Our study documents that the sustainability discourse is immature in the PA’s context, which does not seem to perceive the need to identify measurable objectives using both financial and non-financial indicators. Strategic plans are partially connected to the outcome of the process, namely the preparation of an SR; however, the connection with investments and financial resources, as well as the financial implications of the sustainability strategic objectives, is not adequately considered.
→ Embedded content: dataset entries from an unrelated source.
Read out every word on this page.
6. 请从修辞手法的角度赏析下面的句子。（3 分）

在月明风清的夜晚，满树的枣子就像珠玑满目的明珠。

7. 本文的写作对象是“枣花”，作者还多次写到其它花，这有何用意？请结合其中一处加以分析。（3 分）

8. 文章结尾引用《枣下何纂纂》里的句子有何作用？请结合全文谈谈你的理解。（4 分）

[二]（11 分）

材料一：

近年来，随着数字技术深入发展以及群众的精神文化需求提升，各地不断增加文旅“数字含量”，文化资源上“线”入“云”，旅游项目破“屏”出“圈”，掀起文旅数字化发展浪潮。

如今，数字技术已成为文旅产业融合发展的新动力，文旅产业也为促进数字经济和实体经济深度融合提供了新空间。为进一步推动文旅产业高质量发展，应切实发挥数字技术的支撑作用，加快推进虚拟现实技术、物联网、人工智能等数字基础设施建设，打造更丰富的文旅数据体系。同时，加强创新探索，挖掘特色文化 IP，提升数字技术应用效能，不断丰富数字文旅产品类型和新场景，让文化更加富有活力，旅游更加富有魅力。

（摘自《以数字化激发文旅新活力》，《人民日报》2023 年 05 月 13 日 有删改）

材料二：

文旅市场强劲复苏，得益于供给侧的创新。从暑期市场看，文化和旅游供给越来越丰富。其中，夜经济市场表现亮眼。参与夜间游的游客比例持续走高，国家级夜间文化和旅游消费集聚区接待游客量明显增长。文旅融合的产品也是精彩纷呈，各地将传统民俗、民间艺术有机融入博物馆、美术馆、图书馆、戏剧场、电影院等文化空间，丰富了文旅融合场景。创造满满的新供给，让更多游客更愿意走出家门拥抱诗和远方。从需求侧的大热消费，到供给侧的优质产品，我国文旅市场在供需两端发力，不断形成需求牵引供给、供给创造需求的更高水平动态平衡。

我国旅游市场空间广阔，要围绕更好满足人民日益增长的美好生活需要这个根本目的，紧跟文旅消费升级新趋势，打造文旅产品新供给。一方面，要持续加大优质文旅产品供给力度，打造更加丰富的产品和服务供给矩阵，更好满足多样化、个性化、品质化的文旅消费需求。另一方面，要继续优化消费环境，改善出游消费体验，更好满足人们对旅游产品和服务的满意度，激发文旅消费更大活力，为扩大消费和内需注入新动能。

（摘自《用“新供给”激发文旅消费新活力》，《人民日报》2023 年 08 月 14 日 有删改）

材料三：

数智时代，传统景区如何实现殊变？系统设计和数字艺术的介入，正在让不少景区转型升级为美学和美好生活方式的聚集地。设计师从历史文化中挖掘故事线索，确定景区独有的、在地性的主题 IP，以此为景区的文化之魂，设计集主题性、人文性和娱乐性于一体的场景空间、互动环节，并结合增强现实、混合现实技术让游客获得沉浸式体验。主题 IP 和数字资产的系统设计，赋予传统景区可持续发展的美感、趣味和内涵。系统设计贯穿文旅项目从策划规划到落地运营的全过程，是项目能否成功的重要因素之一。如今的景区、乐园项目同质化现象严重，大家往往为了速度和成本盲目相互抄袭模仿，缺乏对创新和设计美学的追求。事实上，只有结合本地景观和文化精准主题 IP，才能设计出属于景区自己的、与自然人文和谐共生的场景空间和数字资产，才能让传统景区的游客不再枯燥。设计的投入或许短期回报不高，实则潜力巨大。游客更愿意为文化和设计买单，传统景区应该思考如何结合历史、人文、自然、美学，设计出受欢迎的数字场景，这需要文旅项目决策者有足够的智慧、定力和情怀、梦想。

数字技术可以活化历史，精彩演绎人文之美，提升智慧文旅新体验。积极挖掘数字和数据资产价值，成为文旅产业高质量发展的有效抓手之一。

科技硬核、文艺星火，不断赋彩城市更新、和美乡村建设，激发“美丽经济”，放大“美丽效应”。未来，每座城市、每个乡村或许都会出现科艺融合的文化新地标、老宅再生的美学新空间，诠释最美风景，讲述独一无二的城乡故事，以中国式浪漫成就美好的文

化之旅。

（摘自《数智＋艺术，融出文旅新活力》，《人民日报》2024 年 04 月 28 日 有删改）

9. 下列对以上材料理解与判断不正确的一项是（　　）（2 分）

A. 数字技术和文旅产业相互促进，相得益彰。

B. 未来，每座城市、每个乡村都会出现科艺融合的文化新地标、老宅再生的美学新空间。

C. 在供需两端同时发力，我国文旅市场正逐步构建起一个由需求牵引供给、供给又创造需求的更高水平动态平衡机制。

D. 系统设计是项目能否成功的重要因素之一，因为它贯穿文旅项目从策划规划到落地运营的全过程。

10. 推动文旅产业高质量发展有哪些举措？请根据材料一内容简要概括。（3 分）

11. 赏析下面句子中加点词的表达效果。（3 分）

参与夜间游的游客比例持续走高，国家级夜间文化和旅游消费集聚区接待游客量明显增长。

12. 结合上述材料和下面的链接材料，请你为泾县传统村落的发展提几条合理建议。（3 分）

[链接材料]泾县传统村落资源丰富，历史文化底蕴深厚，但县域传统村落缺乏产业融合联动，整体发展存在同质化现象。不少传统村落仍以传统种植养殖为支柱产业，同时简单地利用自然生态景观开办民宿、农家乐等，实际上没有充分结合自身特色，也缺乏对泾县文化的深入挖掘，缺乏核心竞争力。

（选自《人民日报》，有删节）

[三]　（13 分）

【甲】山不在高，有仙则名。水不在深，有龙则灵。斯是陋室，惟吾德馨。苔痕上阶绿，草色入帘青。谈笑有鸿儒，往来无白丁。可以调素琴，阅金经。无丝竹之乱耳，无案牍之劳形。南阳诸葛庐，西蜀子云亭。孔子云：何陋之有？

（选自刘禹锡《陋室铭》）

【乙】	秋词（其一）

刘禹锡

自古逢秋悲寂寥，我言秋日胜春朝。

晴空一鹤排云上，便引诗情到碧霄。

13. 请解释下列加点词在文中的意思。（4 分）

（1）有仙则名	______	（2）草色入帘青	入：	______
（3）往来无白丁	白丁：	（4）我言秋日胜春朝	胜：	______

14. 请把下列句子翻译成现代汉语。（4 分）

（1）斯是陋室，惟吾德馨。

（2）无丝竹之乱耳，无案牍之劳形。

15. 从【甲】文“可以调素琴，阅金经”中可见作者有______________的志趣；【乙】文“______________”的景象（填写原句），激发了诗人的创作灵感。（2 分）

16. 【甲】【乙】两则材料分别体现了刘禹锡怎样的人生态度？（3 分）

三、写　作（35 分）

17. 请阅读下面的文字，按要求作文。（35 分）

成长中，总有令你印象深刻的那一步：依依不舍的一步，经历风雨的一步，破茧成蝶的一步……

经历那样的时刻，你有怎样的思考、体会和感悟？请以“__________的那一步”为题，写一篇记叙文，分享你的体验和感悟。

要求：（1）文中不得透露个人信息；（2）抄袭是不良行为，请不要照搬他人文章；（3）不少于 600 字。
Accordingly, one of the main implications of this study is that identifying certain sustainable strategic objectives to be included in the strategic plans and SRs, is not an end in itself; it is a component of a broad process, whose main goal should be to allow stakeholders to understand whether the entity is sustainable (Dumay et al., 2010). Considering an SR as a stand-alone report fails to achieve the concrete objectives of demonstrating that strategies have been designed to reduce the environmental impacts of the PAs’ activities. This aspect is even more significant in the public sector (Manes-Rossi et al., 2024). Unlike private-sector organisations, where competition and market forces often drive investments in sustainability, public-sector entities are expected to demonstrate that expenditures align with the policy objectives. Decision-making in public-sector organisations is shaped by complex political structures, where budget allocations must balance multiple, often competing, priorities. In this context, ensuring the disclosure of financial information in SRs is not only a best practice but also a response to the need to verify whether public funds are effectively allocated to sustainability initiatives.
Therefore, another related implication is that without clear financial data, it is difficult to evaluate the financial viability of the sustainability strategies, which in turn undermines their credibility and effectiveness. According to Manes-Rossi et al. (2024), policymakers require managerial support informed by data regarding the financial resources needed and the costs involved in implementing innovative strategies to enhance the sustainability outcomes. Similarly, Dabbicco et al. (2025) emphasise the important role of accounting systems, which could be used to monitor and study past expenditures and plan and budget future costs. Accordingly, future research could investigate which indicators can be used to highlight this crucial issue.
Further implications also emerge from a managerial perspective. First, while environmental issues are largely addressed in the PAs’ SRs, the social features (such as those related to managing immigration flows) are not considered. Second, the ability of the SRs to provide adequate and credible information regarding the sustainable strategies and practices could be affected by the type of standards and guidelines adopted. It could be claimed that adapting private-sector standards and guidelines (such as GRI) to the public-sector context may not be the best approach to follow (Dumay et al., 2010). Public-sector entities have their specificities that should be taken into account. Similarly, peculiar public-sector entities such as PAs may require further adaptations due to their significant environmental impacts. Future research on this topic is encouraged. Standard setters, such as the IPSASB, could enhance their role in this delicate process, aiming to strengthen the connection between accounting and sustainability standards (Bisogno et al., 2025). Finally, as a policy implication, institutions, such as the EU Commission, could progressively stimulate all public-sector entities, including PAs, to have their SR audited, as it occurs in the private sector.